🤖 AI Summary
To address the urgent need for quality assurance of deep learning (DL) models in safety-critical applications, this paper presents a systematic survey of coverage-guided testing (CGT). Through comprehensive literature analysis and structured taxonomy, we establish a methodological framework comprising three pillars: coverage analysis, coverage-driven input generation, and coverage optimization. We introduce, for the first time, a formal mapping between structural coverage criteria and test objectives—revealing critical challenges including limited cross-task and cross-model generalizability. Furthermore, we unify and critically examine prevalent benchmarks, evaluation metrics, and experimental protocols, thereby identifying key directions for standardized evaluation and integrated toolchain development.

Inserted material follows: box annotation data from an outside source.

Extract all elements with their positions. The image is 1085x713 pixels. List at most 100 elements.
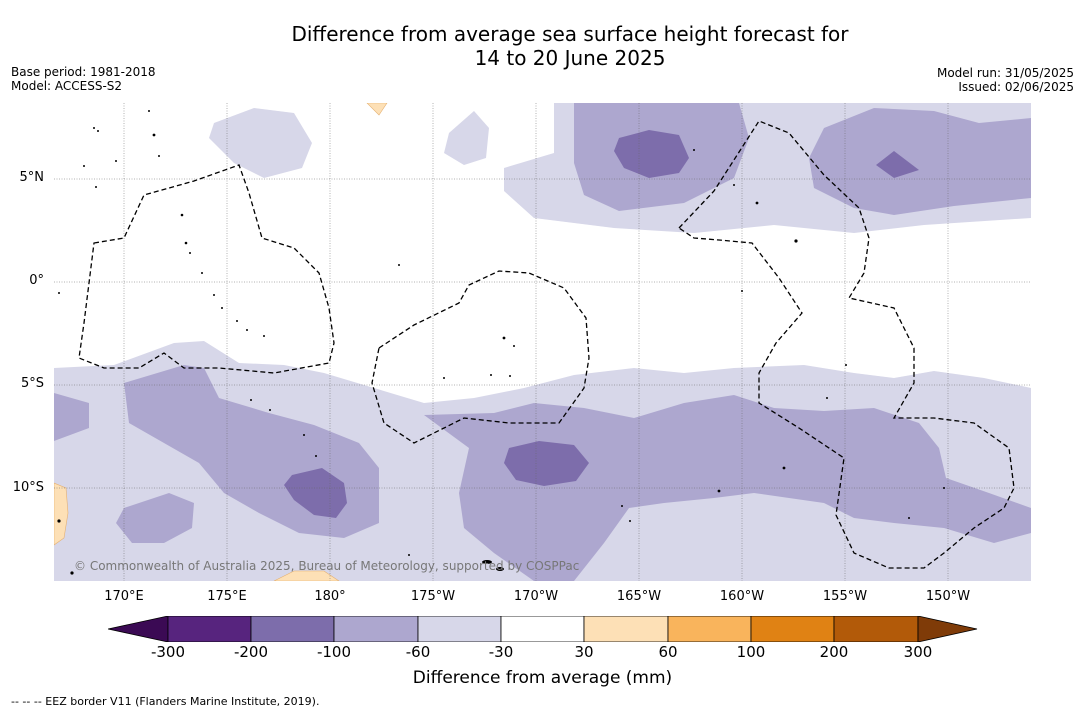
island: [269, 409, 271, 411]
meta-left: Base period: 1981-2018 Model: ACCESS-S2: [11, 65, 156, 93]
colorbar-segment-8: [750, 615, 835, 643]
chart-title: Difference from average sea surface heig…: [0, 22, 1085, 70]
island: [741, 290, 743, 292]
region-north-tiny: [444, 111, 489, 165]
colorbar-segment-2: [250, 615, 335, 643]
patch-south: [273, 570, 340, 581]
meta-right: Model run: 31/05/2025 Issued: 02/06/2025: [937, 66, 1074, 94]
lon-label-180: 180°: [314, 589, 346, 604]
core-south-2: [504, 441, 589, 486]
island: [943, 487, 945, 489]
copyright-notice: © Commonwealth of Australia 2025, Bureau…: [74, 559, 580, 573]
island: [180, 213, 184, 217]
region-south-purple-west: [54, 393, 89, 441]
island: [189, 252, 191, 254]
colorbar-tick: 30: [574, 643, 594, 661]
colorbar-tick: -200: [233, 643, 269, 661]
colorbar-tick: -100: [316, 643, 352, 661]
colorbar-tick: 200: [819, 643, 849, 661]
patch-north: [366, 103, 388, 116]
island: [693, 149, 695, 151]
islands: [57, 110, 945, 575]
colorbar-arrow-low: [107, 615, 169, 643]
eez-kiribati-gilberts: [78, 164, 335, 374]
colorbar-segment-5: [500, 615, 585, 643]
lon-label-170e: 170°E: [104, 589, 144, 604]
island: [158, 155, 160, 157]
lat-label-0: 0°: [29, 273, 44, 288]
island: [621, 505, 623, 507]
island: [184, 241, 188, 245]
anomaly-band-dark: [284, 130, 919, 518]
colorbar-segment-3: [333, 615, 419, 643]
island: [398, 264, 400, 266]
colorbar-segment-9: [833, 615, 919, 643]
island: [246, 329, 248, 331]
lat-label-5n: 5°N: [19, 170, 45, 185]
colorbar-tick: 100: [736, 643, 766, 661]
island: [509, 375, 511, 377]
island: [152, 133, 156, 137]
anomaly-band-medium: [54, 103, 1031, 581]
island: [303, 434, 305, 436]
lon-label-150w: 150°W: [925, 589, 971, 604]
colorbar-tick: 300: [903, 643, 933, 661]
island: [236, 320, 238, 322]
colorbar-arrow-high: [917, 615, 978, 643]
island: [782, 466, 786, 470]
island: [97, 130, 99, 132]
region-north-purple-2: [809, 108, 1031, 215]
island: [733, 184, 735, 186]
lon-label-175w: 175°W: [410, 589, 456, 604]
colorbar-segment-1: [167, 615, 252, 643]
colorbar-tick: -30: [488, 643, 514, 661]
island: [443, 377, 445, 379]
colorbar-tick: 60: [658, 643, 678, 661]
sea-height-map: [54, 103, 1031, 581]
region-north-small: [209, 108, 312, 178]
eez-tokelau: [371, 270, 590, 444]
island: [148, 110, 150, 112]
eez-borders: [78, 120, 1015, 569]
core-north-1: [614, 130, 689, 178]
island: [826, 397, 828, 399]
island: [201, 272, 203, 274]
lon-label-165w: 165°W: [616, 589, 662, 604]
island-large: [482, 560, 492, 564]
eez-legend-note: -- -- -- EEZ border V11 (Flanders Marine…: [11, 695, 320, 708]
title-line-2: 14 to 20 June 2025: [474, 46, 666, 70]
island: [629, 520, 631, 522]
island: [57, 519, 61, 523]
island: [490, 374, 492, 376]
positive-anomaly-patches: [54, 103, 388, 581]
map-panel: [54, 103, 1031, 581]
island: [408, 554, 410, 556]
island: [115, 160, 117, 162]
island: [908, 517, 910, 519]
island: [93, 127, 95, 129]
colorbar: [107, 615, 978, 646]
colorbar-svg: [107, 615, 978, 643]
colorbar-tick: -300: [150, 643, 186, 661]
issued-date: Issued: 02/06/2025: [958, 80, 1074, 94]
model-run: Model run: 31/05/2025: [936, 66, 1074, 80]
island: [58, 292, 60, 294]
lon-label-170w: 170°W: [513, 589, 559, 604]
lat-label-5s: 5°S: [20, 376, 44, 391]
island: [213, 294, 215, 296]
island: [502, 336, 506, 340]
island: [845, 364, 847, 366]
eez-line-islands: [677, 120, 1015, 569]
island: [755, 201, 759, 205]
island: [513, 345, 515, 347]
island: [250, 399, 252, 401]
colorbar-segment-4: [417, 615, 502, 643]
core-north-2: [876, 151, 919, 178]
lon-label-155w: 155°W: [822, 589, 868, 604]
island: [70, 571, 74, 575]
colorbar-title: Difference from average (mm): [412, 668, 673, 688]
lon-label-160w: 160°W: [719, 589, 765, 604]
base-period: Base period: 1981-2018: [11, 65, 156, 79]
island: [95, 186, 97, 188]
island: [263, 335, 265, 337]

This survey delivers a clear technical roadmap for DL testing research, synthesizes pivotal open problems, and charts concrete future research avenues—thereby bridging academic innovation and industrial deployment.
📝 Abstract
As Deep Learning (DL) models are increasingly applied in safety-critical domains, ensuring their quality has emerged as a pressing challenge in modern software engineering. Among emerging validation paradigms, coverage-guided testing (CGT) has gained prominence as a systematic framework for identifying erroneous or unexpected model behaviors. Despite growing research attention, existing CGT studies remain methodologically fragmented, limiting the understanding of current advances and emerging trends. This work addresses that gap through a comprehensive review of state-of-the-art CGT methods for DL models, including test coverage analysis, coverage-guided test input generation, and coverage-guided test input optimization. This work provides detailed taxonomies to organize these methods based on methodological characteristics and application scenarios. We also investigate evaluation practices adopted in existing studies, including the use of benchmark datasets, model architectures, and evaluation aspects. Finally, open challenges and future directions are highlighted in terms of the correlation between structural coverage and testing objectives, method generalizability across tasks and models, practical deployment concerns, and the need for standardized evaluation and tool support. This work aims to provide a roadmap for future academic research and engineering practice in DL model quality assurance.